BALTIMORE (WJZ)– A new Goucher poll shows how Marylanders stand on issues of national debate.
The poll asks questions that are dominating national politics, including free speech, race, and immigration.
One of Donald Trump’s first acts as president ignited protests in Maryland and around the country on the issue of immigration.
“In general, Marylanders are supportive of either a pathway to citizenship or a pathway to come sort of legal worker status,” said Mileah Kromer, who directs the Filed Politics Center.
The Goucher poll, which measures opinions of Maryland residents, finds that 65 percent of Marylanders say undocumented immigrants should be given a path to citizenship if they meet certain requirements.

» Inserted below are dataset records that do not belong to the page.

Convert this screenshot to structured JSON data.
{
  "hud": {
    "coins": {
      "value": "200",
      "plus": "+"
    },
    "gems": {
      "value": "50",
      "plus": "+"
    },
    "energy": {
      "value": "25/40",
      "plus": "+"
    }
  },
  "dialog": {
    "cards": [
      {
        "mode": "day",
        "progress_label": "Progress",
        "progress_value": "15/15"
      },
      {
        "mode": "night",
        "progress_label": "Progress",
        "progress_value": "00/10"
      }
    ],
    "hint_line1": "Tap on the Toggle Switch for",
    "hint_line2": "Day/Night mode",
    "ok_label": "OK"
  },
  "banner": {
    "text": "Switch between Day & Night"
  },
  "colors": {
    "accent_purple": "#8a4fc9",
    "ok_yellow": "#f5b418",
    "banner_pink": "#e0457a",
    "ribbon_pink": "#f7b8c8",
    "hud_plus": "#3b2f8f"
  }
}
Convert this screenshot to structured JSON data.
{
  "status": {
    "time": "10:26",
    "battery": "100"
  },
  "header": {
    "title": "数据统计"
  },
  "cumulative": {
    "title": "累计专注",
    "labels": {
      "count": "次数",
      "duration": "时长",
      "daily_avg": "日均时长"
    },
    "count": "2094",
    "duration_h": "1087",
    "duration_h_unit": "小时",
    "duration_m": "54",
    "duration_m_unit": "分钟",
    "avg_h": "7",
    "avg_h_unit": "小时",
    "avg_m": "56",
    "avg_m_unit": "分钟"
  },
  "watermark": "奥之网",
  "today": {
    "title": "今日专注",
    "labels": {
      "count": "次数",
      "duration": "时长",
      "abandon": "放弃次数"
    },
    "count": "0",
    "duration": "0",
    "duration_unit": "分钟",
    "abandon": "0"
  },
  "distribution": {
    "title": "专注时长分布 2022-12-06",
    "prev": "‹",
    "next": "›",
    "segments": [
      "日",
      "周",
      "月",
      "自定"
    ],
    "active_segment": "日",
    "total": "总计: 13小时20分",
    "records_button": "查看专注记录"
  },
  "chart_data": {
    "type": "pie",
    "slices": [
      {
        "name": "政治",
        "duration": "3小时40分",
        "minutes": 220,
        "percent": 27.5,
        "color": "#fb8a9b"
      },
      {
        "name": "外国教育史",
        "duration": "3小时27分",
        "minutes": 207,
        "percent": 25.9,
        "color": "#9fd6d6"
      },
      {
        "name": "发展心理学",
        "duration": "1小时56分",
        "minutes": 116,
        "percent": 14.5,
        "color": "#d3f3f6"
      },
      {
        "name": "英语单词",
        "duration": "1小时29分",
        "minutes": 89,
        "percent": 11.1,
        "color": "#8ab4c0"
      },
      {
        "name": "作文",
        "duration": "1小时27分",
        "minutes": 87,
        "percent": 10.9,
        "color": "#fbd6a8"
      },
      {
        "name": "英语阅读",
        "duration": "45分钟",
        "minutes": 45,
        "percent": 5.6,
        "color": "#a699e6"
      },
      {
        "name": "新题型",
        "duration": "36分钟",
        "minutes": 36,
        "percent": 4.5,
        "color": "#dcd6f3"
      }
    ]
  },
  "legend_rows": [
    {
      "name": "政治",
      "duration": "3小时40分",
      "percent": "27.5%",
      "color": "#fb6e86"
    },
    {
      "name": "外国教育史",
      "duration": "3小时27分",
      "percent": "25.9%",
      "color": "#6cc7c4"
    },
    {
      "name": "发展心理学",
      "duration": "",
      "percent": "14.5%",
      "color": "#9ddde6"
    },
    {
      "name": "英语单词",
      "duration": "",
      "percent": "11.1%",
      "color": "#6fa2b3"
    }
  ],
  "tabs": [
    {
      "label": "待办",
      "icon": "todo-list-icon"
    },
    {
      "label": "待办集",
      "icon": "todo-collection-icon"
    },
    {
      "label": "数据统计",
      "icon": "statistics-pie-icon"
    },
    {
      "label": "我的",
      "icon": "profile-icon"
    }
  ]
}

Twenty percent believe there should be a path to legal resident status, but not citizenship. Eleven percent think undocumented immigrants should be identified and deported.
“Only a small percentage of Marylanders are supportive of policies that focus on deportation,” Kromer said. “The first thing when we think about the Deferred Action for Childhood Arrivals policy is that the overwhelming majority of Marylanders support it.”
Seventy-five percent of Marylanders support DACA, allowing those brought to the U.S. as children to have temporary legal status. Only 20 percent are opposed.
“This might be an opportunity especially with DACA for individuals to come together to find a solution for this one singular immigration issue,” Kromer said.
The poll asked if police treat people of all races equally, 56 percent answered no.
“Fewer people agree now that police treat everybody equally in their communities than they did back in 2016. There’s been a 10 percent drop among both whites and African Americans here in Maryland,” Kromer said.
Forty-nine percent of Marylanders think Confederate statues should be removed. Forty-four percent disagreed.
Sixty-one percent also agreed that race relations in Maryland are worse now than in recent years.
The poll was conducted September 14 through 17, in the wake of the violence between white supremacists and counter protestors in Charlottesville, Virginia.